Observe that <Para> for NT-6 requires at least one NT-3, which corresponds to <Fnote>, but <Para> for NT-2 requires #PCDATA only. NT-6 is referenced only from NT-8.

6) Loose mapping

The above union schema cannot be captured by the DTD syntax. However, we can automatically loosen the schema so that the result can be expressed in the DTD syntax.

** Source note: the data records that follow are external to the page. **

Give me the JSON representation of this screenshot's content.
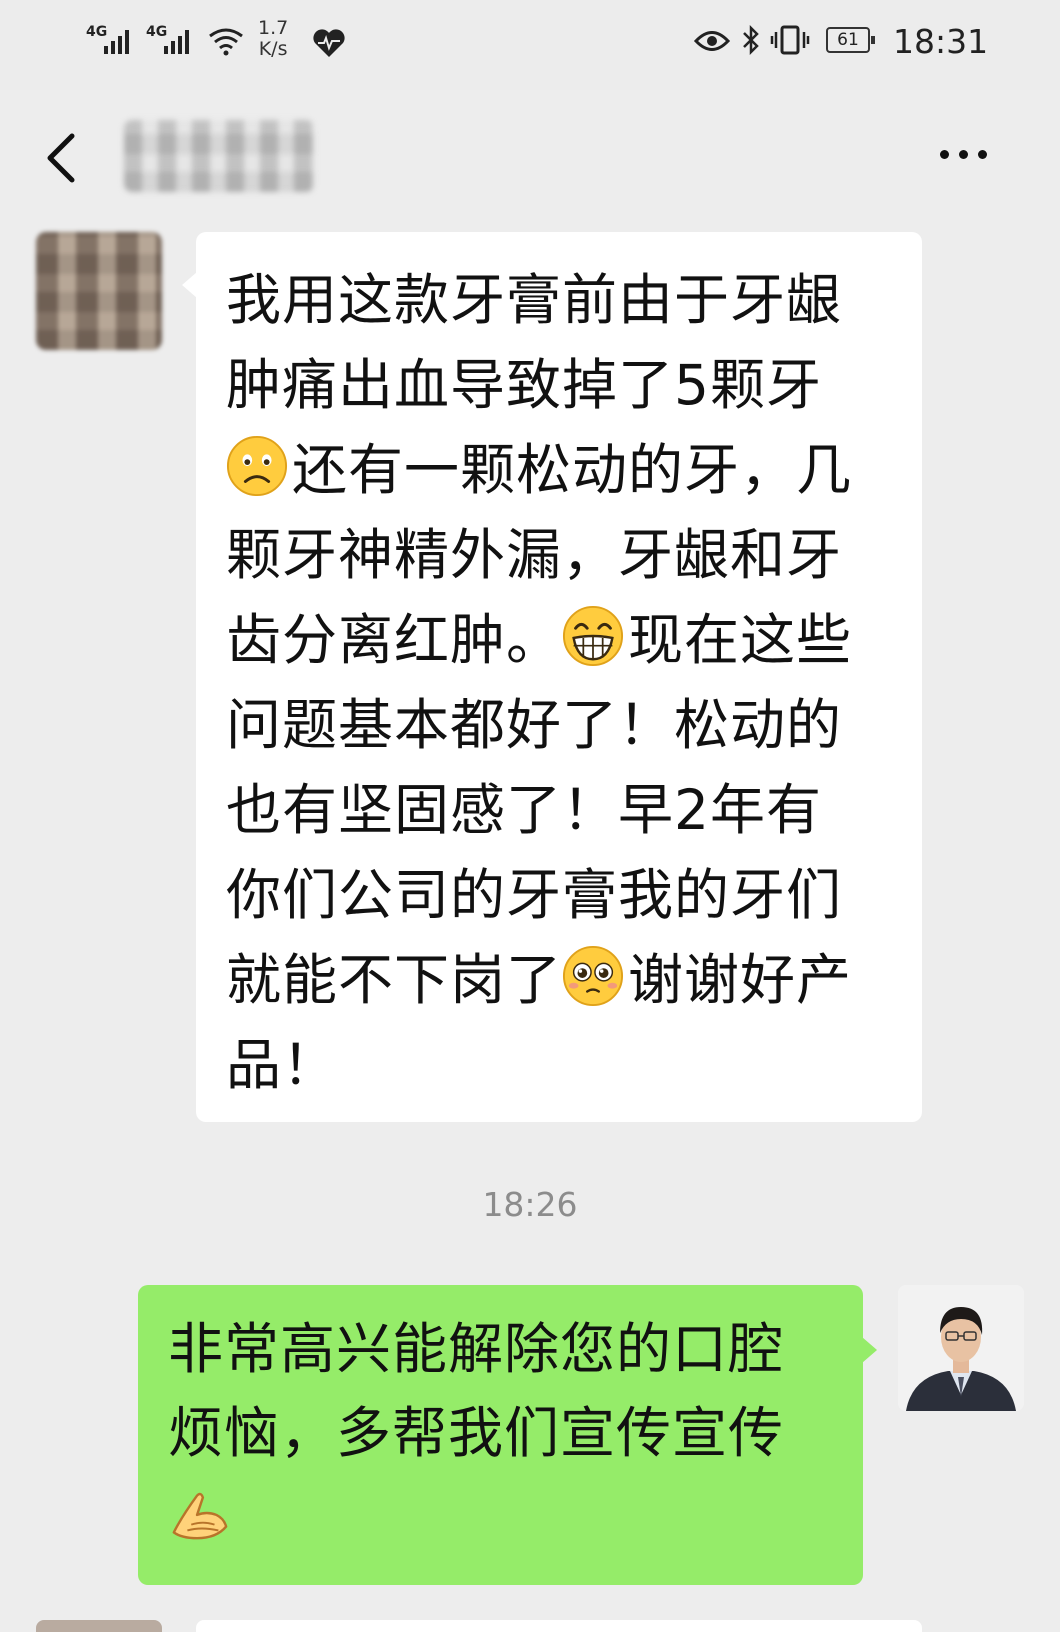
{
  "status_bar": {
    "signal1": "4G",
    "signal2": "4G",
    "speed_value": "1.7",
    "speed_unit": "K/s",
    "battery": "61",
    "time": "18:31"
  },
  "title_bar": {
    "back_icon": "chevron-left-icon",
    "more_icon": "more-dots-icon"
  },
  "messages": [
    {
      "side": "left",
      "lines": [
        [
          "我用这款牙膏前由于牙龈"
        ],
        [
          "肿痛出血导致掉了5颗牙"
        ],
        [
          {
            "emoji": "sad-face-icon"
          },
          "还有一颗松动的牙，几"
        ],
        [
          "颗牙神精外漏，牙龈和牙"
        ],
        [
          "齿分离红肿。",
          {
            "emoji": "grin-face-icon"
          },
          "现在这些"
        ],
        [
          "问题基本都好了！松动的"
        ],
        [
          "也有坚固感了！早2年有"
        ],
        [
          "你们公司的牙膏我的牙们"
        ],
        [
          "就能不下岗了",
          {
            "emoji": "pleading-face-icon"
          },
          "谢谢好产"
        ],
        [
          "品！"
        ]
      ]
    },
    {
      "side": "right",
      "lines": [
        [
          "非常高兴能解除您的口腔"
        ],
        [
          "烦恼，多帮我们宣传宣传"
        ],
        [
          {
            "emoji": "pray-hands-icon"
          }
        ]
      ]
    }
  ],
  "timestamp": "18:26",
  "colors": {
    "background": "#ededed",
    "bubble_left": "#ffffff",
    "bubble_right": "#95ec69",
    "timestamp": "#8c8c8c"
  }
}
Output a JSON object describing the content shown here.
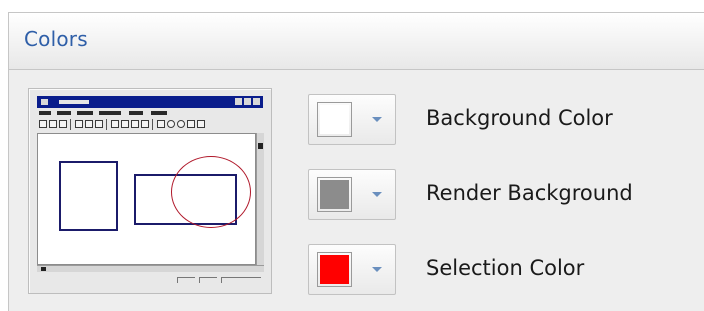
{
  "header": {
    "title": "Colors"
  },
  "colors": [
    {
      "label": "Background Color",
      "swatch": "#ffffff"
    },
    {
      "label": "Render Background",
      "swatch": "#8c8c8c"
    },
    {
      "label": "Selection Color",
      "swatch": "#ff0000"
    }
  ]
}
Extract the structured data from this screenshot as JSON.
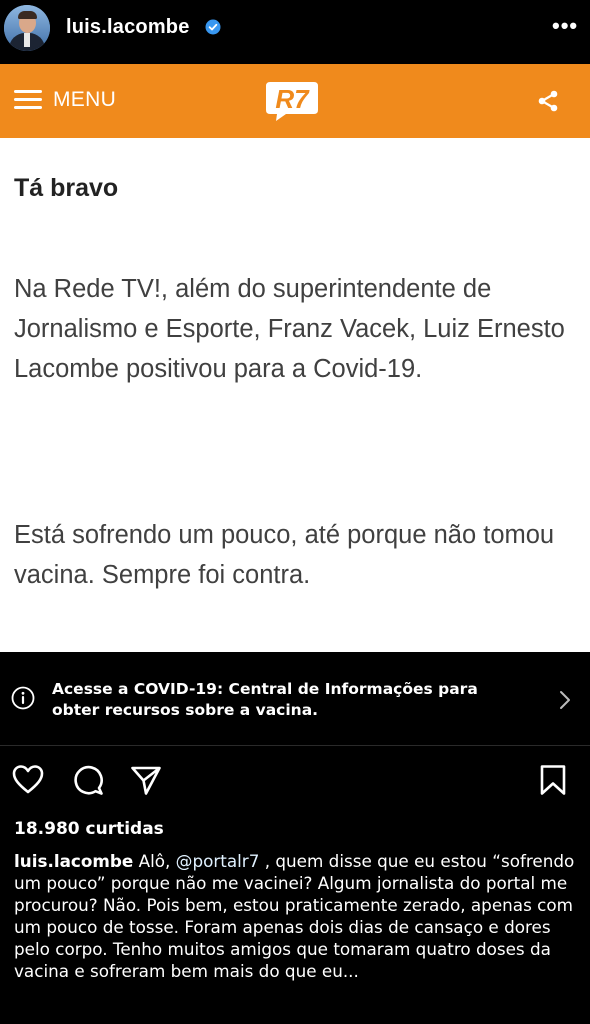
{
  "header": {
    "username": "luis.lacombe",
    "more_label": "•••"
  },
  "r7_bar": {
    "menu_label": "MENU",
    "logo_text": "R7"
  },
  "article": {
    "heading": "Tá bravo",
    "paragraph1": "Na Rede TV!, além do superintendente de Jornalismo e Esporte, Franz Vacek, Luiz Ernesto Lacombe positivou para a Covid-19.",
    "paragraph2": "Está sofrendo um pouco, até porque não tomou vacina. Sempre foi contra."
  },
  "covid_banner": {
    "text": "Acesse a COVID-19: Central de Informações para obter recursos sobre a vacina."
  },
  "post": {
    "likes": "18.980 curtidas",
    "caption_user": "luis.lacombe",
    "caption_intro": " Alô, ",
    "caption_mention": "@portalr7",
    "caption_body": " , quem disse que eu estou “sofrendo um pouco” porque não me vacinei? Algum jornalista do portal me procurou? Não. Pois bem, estou praticamente zerado, apenas com um pouco de tosse. Foram apenas dois dias de cansaço e dores pelo corpo. Tenho muitos amigos que tomaram quatro doses da vacina e sofreram bem mais do que eu..."
  },
  "colors": {
    "r7_orange": "#f08a1c",
    "verified_blue": "#3897f0",
    "article_text": "#404040"
  },
  "icons": [
    "verified-icon",
    "more-icon",
    "menu-icon",
    "share-icon",
    "info-icon",
    "chevron-right-icon",
    "heart-icon",
    "comment-icon",
    "send-icon",
    "bookmark-icon"
  ]
}
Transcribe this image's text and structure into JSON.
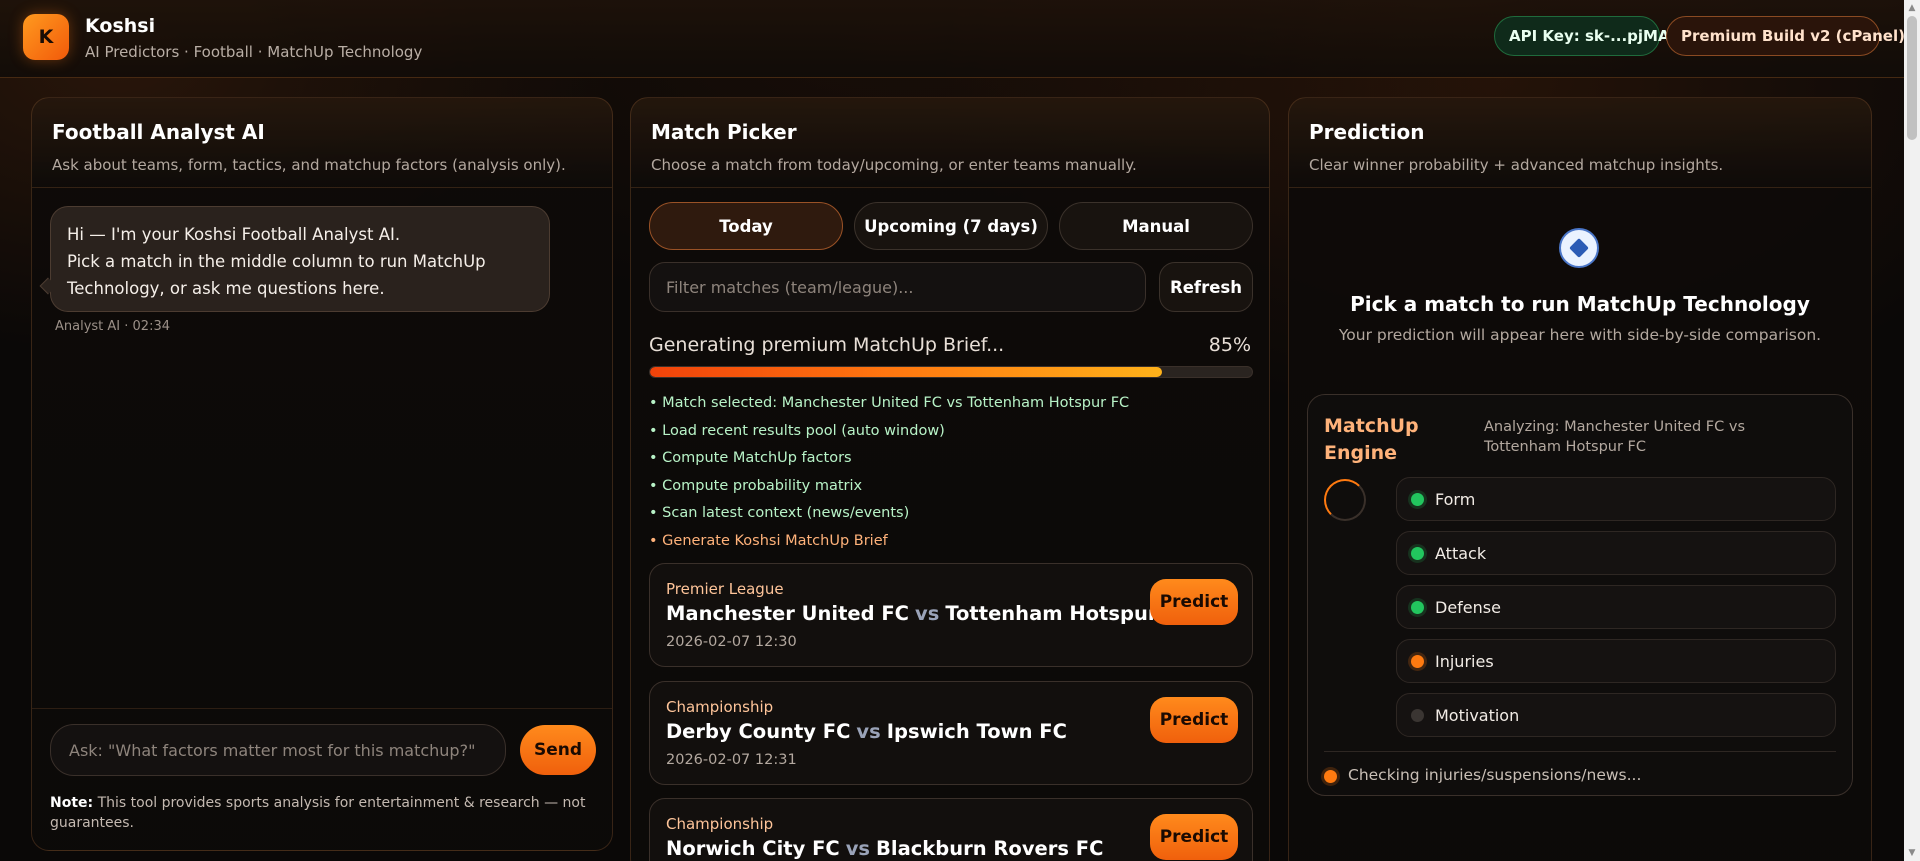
{
  "header": {
    "logo_letter": "K",
    "brand": "Koshsi",
    "subtitle": "AI Predictors · Football · MatchUp Technology",
    "api_key_label": "API Key: sk-...pjMA",
    "build_label": "Premium Build v2 (cPanel)"
  },
  "chat": {
    "title": "Football Analyst AI",
    "subtitle": "Ask about teams, form, tactics, and matchup factors (analysis only).",
    "messages": [
      {
        "line1": "Hi — I'm your Koshsi Football Analyst AI.",
        "line2": "Pick a match in the middle column to run MatchUp",
        "line3": "Technology, or ask me questions here.",
        "meta": "Analyst AI · 02:34"
      }
    ],
    "input_placeholder": "Ask: \"What factors matter most for this matchup?\"",
    "send_label": "Send",
    "note_bold": "Note:",
    "note_text": " This tool provides sports analysis for entertainment & research — not guarantees."
  },
  "picker": {
    "title": "Match Picker",
    "subtitle": "Choose a match from today/upcoming, or enter teams manually.",
    "tabs": [
      {
        "label": "Today",
        "active": true
      },
      {
        "label": "Upcoming (7 days)",
        "active": false
      },
      {
        "label": "Manual",
        "active": false
      }
    ],
    "filter_placeholder": "Filter matches (team/league)...",
    "refresh_label": "Refresh",
    "progress": {
      "label": "Generating premium MatchUp Brief...",
      "percent_text": "85%",
      "value": 0.85
    },
    "steps": [
      {
        "text": "• Match selected: Manchester United FC vs Tottenham Hotspur FC",
        "done": true
      },
      {
        "text": "• Load recent results pool (auto window)",
        "done": true
      },
      {
        "text": "• Compute MatchUp factors",
        "done": true
      },
      {
        "text": "• Compute probability matrix",
        "done": true
      },
      {
        "text": "• Scan latest context (news/events)",
        "done": true
      },
      {
        "text": "• Generate Koshsi MatchUp Brief",
        "done": false
      }
    ],
    "vs_label": "vs",
    "predict_label": "Predict",
    "matches": [
      {
        "league": "Premier League",
        "home": "Manchester United FC",
        "away": "Tottenham Hotspur FC",
        "time": "2026-02-07 12:30"
      },
      {
        "league": "Championship",
        "home": "Derby County FC",
        "away": "Ipswich Town FC",
        "time": "2026-02-07 12:31"
      },
      {
        "league": "Championship",
        "home": "Norwich City FC",
        "away": "Blackburn Rovers FC",
        "time": ""
      }
    ]
  },
  "prediction": {
    "title": "Prediction",
    "subtitle": "Clear winner probability + advanced matchup insights.",
    "icon": "soccer-ball-icon",
    "empty_title": "Pick a match to run MatchUp Technology",
    "empty_sub": "Your prediction will appear here with side-by-side comparison.",
    "engine": {
      "title": "MatchUp Engine",
      "status": "Analyzing: Manchester United FC vs Tottenham Hotspur FC",
      "factors": [
        {
          "label": "Form",
          "state": "done"
        },
        {
          "label": "Attack",
          "state": "done"
        },
        {
          "label": "Defense",
          "state": "done"
        },
        {
          "label": "Injuries",
          "state": "active"
        },
        {
          "label": "Motivation",
          "state": "pending"
        }
      ],
      "footer": "Checking injuries/suspensions/news..."
    }
  },
  "colors": {
    "accent": "#ff7a10",
    "success": "#22c55e",
    "background": "#0a0807"
  }
}
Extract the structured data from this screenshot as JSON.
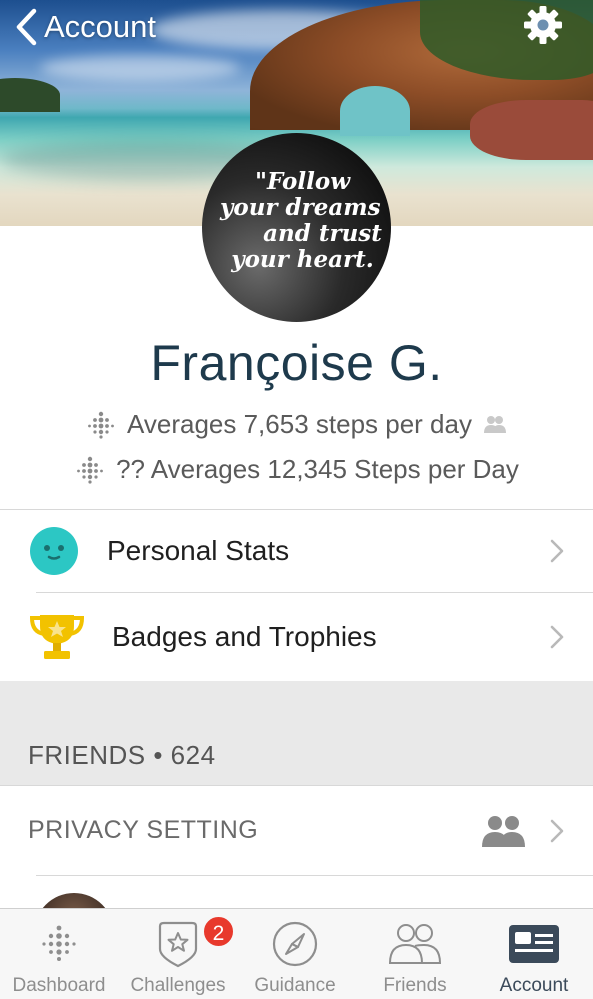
{
  "header": {
    "back_label": "Account",
    "back_icon": "chevron-left-icon",
    "settings_icon": "gear-icon"
  },
  "profile": {
    "avatar_quote": [
      "\"Follow",
      "your dreams",
      "and trust",
      "your heart."
    ],
    "name": "Françoise G.",
    "stats": [
      {
        "icon": "fitbit-dots-icon",
        "text": "Averages 7,653 steps per day",
        "trailing_icon": "friends-icon"
      },
      {
        "icon": "fitbit-dots-icon",
        "text": "?? Averages 12,345 Steps per Day"
      }
    ]
  },
  "menu": [
    {
      "label": "Personal Stats",
      "icon": "personal-stats-icon"
    },
    {
      "label": "Badges and Trophies",
      "icon": "trophy-icon"
    }
  ],
  "friends_section": {
    "header": "FRIENDS • 624",
    "privacy_label": "PRIVACY SETTING"
  },
  "tabbar": {
    "tabs": [
      {
        "label": "Dashboard",
        "icon": "fitbit-dots-icon"
      },
      {
        "label": "Challenges",
        "icon": "star-badge-icon",
        "badge": "2"
      },
      {
        "label": "Guidance",
        "icon": "compass-icon"
      },
      {
        "label": "Friends",
        "icon": "friends-icon"
      },
      {
        "label": "Account",
        "icon": "id-card-icon"
      }
    ],
    "active": "Account"
  },
  "colors": {
    "name": "#1e3a4c",
    "stats_icon_bg": "#2cc7c4",
    "trophy": "#f2c200",
    "badge": "#e8392c",
    "band": "#e9e9e9"
  }
}
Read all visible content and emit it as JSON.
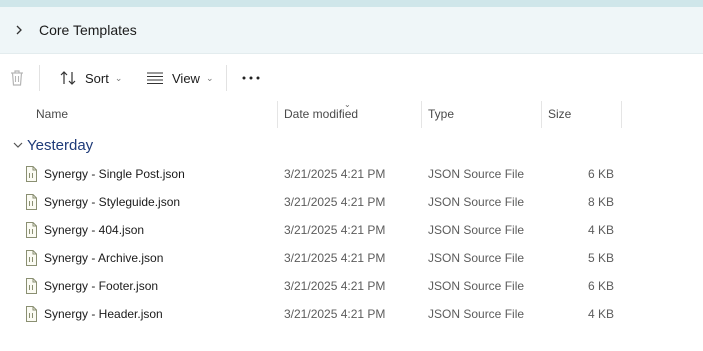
{
  "address": {
    "current_folder": "Core Templates"
  },
  "toolbar": {
    "sort_label": "Sort",
    "view_label": "View",
    "more_label": "···"
  },
  "columns": {
    "name": "Name",
    "date_modified": "Date modified",
    "type": "Type",
    "size": "Size"
  },
  "group": {
    "label": "Yesterday"
  },
  "files": [
    {
      "name": "Synergy - Single Post.json",
      "date": "3/21/2025 4:21 PM",
      "type": "JSON Source File",
      "size": "6 KB"
    },
    {
      "name": "Synergy - Styleguide.json",
      "date": "3/21/2025 4:21 PM",
      "type": "JSON Source File",
      "size": "8 KB"
    },
    {
      "name": "Synergy - 404.json",
      "date": "3/21/2025 4:21 PM",
      "type": "JSON Source File",
      "size": "4 KB"
    },
    {
      "name": "Synergy - Archive.json",
      "date": "3/21/2025 4:21 PM",
      "type": "JSON Source File",
      "size": "5 KB"
    },
    {
      "name": "Synergy - Footer.json",
      "date": "3/21/2025 4:21 PM",
      "type": "JSON Source File",
      "size": "6 KB"
    },
    {
      "name": "Synergy - Header.json",
      "date": "3/21/2025 4:21 PM",
      "type": "JSON Source File",
      "size": "4 KB"
    }
  ],
  "icons": {
    "breadcrumb": "chevron-right-icon",
    "delete": "trash-icon",
    "sort": "sort-arrows-icon",
    "view": "view-lines-icon",
    "more": "more-dots-icon",
    "group": "chevron-down-icon",
    "file": "json-file-icon"
  }
}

C:\regularity\union>runion a1.ha a2.ha | useful | localize | ha2sch | sch2rl

<!SCHEMA  (NT-0)>
<!ELEMENT DOC>
<!ELEMENT Body>
<!ELEMENT Para>
<!ELEMENT Fnote>
<!ELEMENT Preface>
<!VARIABLE #PCDATA>
<!RULE [NT-0]  DOC   (NT-1|NT-4,NT-1)>
<!RULE [NT-1]  Body   (NT-2*|"")>
<!RULE [NT-2]  Para   ((NT-3|NT-5)*|"")>
<!RULE [NT-3]  Fnote   (NT-5*|"")>
<!RULE [NT-4]  Preface   (NT-2*|"")>
<!RULE [NT-5]  #PCDATA>

This schema is identical to the DTD we constructed by hand.

3. Difference

1) Source schema a1 in the DTD syntax

This DTD allows <Fnote>.

C:\regularity\diff>type a1.dtd

<!ELEMENT DOC     (Body)>
<!ELEMENT Body    ((Para|Fnote)*)>
<!ELEMENT Para    (#PCDATA)>
<!ELEMENT Fnote   (#PCDATA)>

1) Source schema a2 in the DTD syntax

This DTD does not allow <Fnote>.

C:\regularity\diff>type a2.dtd

<!ELEMENT DOC     (Body)>
<!ELEMENT Body    (Para*)>
<!ELEMENT Para    (#PCDATA)>

3) The difference schema in the DTD syntax

This DTD is constructed by hand. If a document has at least one <Fnote>, it is valid against the difference schema.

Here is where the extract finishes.